U.N. Middle East envoy Nickolay Mladenov pledged over the weekend to prevent Hamas, the terrorist group that rules the Gaza Strip, from using U.N. funds and facilities for terror purposes.
His remarks followed an appeal by Israeli Public Security Minister Gilad Erdan, which detailed how Hamas “is educating and training children in Gaza to carry out terrorist attacks by turning terrorists into role models.”
In the letter, the Israeli minister asked Mladenov to denounce Hamas’s “terrorism summer camps” in Gaza, saying that “it is imperative that the United Nations ensure that neither its funds nor its facilities are used to trample on children’s rights in any way.”

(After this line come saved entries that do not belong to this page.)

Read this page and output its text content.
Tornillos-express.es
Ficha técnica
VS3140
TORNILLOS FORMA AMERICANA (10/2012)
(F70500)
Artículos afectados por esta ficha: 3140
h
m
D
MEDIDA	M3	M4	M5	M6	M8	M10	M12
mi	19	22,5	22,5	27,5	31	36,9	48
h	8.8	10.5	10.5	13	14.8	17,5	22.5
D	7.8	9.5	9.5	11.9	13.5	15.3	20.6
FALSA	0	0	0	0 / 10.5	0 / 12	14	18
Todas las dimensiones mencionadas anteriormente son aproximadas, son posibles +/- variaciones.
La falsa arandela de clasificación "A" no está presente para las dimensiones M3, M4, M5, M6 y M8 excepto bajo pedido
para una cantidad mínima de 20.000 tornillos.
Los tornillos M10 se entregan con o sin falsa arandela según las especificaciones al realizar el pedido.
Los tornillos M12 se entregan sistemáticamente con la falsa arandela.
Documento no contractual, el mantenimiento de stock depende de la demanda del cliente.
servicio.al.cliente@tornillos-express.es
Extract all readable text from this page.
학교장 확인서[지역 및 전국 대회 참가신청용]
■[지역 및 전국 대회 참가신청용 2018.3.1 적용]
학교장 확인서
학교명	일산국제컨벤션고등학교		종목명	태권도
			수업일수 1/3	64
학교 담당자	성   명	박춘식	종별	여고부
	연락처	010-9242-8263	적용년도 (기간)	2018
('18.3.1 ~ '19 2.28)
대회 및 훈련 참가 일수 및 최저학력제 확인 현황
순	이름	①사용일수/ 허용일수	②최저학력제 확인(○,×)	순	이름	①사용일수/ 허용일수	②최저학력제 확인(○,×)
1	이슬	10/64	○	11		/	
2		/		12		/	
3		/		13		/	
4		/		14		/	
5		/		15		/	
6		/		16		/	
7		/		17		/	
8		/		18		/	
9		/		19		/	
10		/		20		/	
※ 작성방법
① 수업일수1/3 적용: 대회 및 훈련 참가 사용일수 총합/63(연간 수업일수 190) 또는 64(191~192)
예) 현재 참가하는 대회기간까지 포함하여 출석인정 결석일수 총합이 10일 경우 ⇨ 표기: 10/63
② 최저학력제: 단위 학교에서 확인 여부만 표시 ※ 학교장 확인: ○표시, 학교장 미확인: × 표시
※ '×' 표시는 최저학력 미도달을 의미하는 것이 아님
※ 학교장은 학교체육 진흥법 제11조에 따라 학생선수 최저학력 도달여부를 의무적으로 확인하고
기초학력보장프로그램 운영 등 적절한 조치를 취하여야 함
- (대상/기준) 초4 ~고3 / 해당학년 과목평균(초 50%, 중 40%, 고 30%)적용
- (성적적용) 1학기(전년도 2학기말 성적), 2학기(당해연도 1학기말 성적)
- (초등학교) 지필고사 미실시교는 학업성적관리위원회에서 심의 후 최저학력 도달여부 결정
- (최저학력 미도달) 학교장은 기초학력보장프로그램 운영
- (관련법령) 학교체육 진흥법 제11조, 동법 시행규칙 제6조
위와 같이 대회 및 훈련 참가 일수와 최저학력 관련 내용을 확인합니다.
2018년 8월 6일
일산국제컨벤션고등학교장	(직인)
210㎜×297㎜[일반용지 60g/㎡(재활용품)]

“If the U.N. wants to protect the children in Gaza,” Erdan wrote, “it must first and foremost protect them from Hamas.”
The United Nations took nearly a month to respond to the appeal.
“U.N. offices and organizations operating in the Gaza Strip share your concern that children should not be exposed to violence,” Mladenov noted in his reply. “The U.N. takes precautions to ensure that no U.N. infrastructure or funding is somehow linked to such actions.”
While the envoy reiterated the U.N.’s condemnation of “terrorism summer camps,” his reply did not single out Hamas, but rather simply noted that “children belong to schools, in their homes and on playgrounds, and they should not be encouraged to participate in violence of any kind.”
“The U.N. will not hesitate to demand that children’s rights be respected by all Gaza officials, including Hamas,” he wrote.